Two urgent references to DST compilations

Episode 238

So now it’s summer again. That means a lot, but also that the way we listen to music – unfortunately similar to the length of our trousers – inevitably adapts to the season. Many readers of this column will initially reject this indignantly. They’ll keep telling themselves they’re immune to seasonal listening patterns, mistakenly believing they have tastes in music that can withstand the balmy breezes of summer.

Admittedly, I don’t think that pale goth rock adepts would be tempted to blow the playlist “The 20 greatest Latin hits since the invention of the beach hut” through the tropical apartment in the warm season. Even devotees of satanic metal styles won’t shy away from the usual ritual defilements just because gelato season is on. But let’s just take the Bob Dylan fans, of whom there are supposed to be two or three in the readership: These days, they’re probably listening to “New Morning” or “Pat Garrett & Billy The Kid” more often than, say, “Tempest”.

Your devoted author also sets the musical clock to daylight saving time at the latest at the beginning of May and shows the door to overly life-negating tones. In the place of semi-moribund bards, who lament about the vale of tears of being, there are mainly samplers that leave the worn-out terrain of Anglo-American rock and pop behind them.

In these days, two of them gladden my heart. The first was put together by Sheffield-born DJ Luke Una and is called É Soul Cultura. I didn’t really understand the concept behind the compilation. It seems to be about capturing the mood that sets in on the way home after a long night out at around five in the morning when the birds start to chirp. “É Soul Cultura” is in the best sense of the word a background record on which the musical art of blaring and murmuring is transcended to a certain extent, whereby the blaring and murmuring sometimes seems to come from Brazilian or African regions, sometimes from the one-euro flea market box.

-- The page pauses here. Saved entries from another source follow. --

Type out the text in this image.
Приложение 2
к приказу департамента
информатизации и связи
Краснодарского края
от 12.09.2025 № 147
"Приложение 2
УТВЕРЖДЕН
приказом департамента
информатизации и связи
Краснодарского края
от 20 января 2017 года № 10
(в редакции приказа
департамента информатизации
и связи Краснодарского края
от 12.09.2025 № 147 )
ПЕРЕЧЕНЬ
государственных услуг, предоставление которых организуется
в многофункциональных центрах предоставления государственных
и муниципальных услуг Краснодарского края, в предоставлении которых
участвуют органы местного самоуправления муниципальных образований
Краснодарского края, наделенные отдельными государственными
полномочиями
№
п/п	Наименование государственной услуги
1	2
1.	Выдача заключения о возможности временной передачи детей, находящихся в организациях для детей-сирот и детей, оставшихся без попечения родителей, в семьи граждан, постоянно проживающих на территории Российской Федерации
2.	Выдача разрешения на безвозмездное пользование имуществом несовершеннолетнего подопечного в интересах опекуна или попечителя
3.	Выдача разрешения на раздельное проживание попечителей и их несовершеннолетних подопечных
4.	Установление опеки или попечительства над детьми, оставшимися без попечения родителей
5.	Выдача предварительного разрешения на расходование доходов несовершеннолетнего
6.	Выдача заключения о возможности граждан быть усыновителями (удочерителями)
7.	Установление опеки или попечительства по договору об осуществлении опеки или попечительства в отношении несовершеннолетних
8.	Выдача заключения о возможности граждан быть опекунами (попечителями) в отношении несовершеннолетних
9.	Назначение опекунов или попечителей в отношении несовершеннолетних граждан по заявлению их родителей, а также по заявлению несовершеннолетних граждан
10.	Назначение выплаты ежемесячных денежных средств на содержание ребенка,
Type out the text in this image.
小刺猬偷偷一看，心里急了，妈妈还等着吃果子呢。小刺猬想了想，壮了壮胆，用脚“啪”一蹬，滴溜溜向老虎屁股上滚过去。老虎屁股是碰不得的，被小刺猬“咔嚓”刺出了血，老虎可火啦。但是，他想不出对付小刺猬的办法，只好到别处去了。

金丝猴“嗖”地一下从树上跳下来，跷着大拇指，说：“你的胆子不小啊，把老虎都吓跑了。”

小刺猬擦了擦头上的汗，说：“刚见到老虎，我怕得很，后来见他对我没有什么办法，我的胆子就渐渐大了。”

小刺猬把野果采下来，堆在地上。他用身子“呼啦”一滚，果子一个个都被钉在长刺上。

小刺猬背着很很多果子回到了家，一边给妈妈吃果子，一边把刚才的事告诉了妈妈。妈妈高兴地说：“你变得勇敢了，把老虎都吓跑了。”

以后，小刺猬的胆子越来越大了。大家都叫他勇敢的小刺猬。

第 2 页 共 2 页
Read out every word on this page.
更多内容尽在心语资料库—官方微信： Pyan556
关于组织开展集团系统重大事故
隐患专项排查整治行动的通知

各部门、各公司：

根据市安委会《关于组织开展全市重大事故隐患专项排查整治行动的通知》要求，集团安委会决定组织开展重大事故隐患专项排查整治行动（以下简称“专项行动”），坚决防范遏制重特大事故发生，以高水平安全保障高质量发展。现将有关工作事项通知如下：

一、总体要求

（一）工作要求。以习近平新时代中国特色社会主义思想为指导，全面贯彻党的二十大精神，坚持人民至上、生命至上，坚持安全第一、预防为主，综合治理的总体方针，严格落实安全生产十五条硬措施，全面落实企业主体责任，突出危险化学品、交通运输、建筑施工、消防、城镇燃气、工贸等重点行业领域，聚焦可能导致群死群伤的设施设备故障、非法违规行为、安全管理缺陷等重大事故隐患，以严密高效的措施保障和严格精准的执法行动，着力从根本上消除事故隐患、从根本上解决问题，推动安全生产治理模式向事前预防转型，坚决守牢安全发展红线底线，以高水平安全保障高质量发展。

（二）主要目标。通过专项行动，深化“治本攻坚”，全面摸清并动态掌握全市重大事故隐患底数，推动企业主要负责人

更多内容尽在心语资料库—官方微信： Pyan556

A record about which things can be done very well. Things like moving a pile of junk from room A to room B. The second sampler is even better: “Paisà Got Soul”, put together by a gentleman named David Nerattini, is the compilation-turned-Italian answer to the yacht rock boom of the last years. Here you will find 15 pieces from the 70s and 80s, which combine soul and Italo pop in a carefree Mediterranean style. The really big names are missing (Lucio Dalla, Pino Daniele), but you can look forward to Alberto Radius, Eduardo De Crescenzo and Enzo Carella, among others. The hit veteran Peppino di Capri is also involved in the matter. If you don’t have a yacht, you can of course still celebrate – if necessary in the paddling pool at home, no problem at all.

Incidentally, in my next life I would like to become a full-time compiler of summer compilations based on the model described above. However, I would put the musical focus on German-language chansons and upscale hits: Klaus Hofmann with “Summer in the City” would be there, Rainhard Fendrich with “Strada del Sole”, Konstantin Wecker with “If the summer is not far away”, ” Sommerlied” by Hannes Wader, maybe Rio Reiser with “Dr. Summer”.

However, as far as commerciality is concerned, I have no false illusions: it is to be expected that a summer sampler with German-language chansons that I put together would sell as well as flip-flops on the peaks of the Himalayas. But what is success when it comes to beauty? And taking care of these is more important than ever during the season of shorts.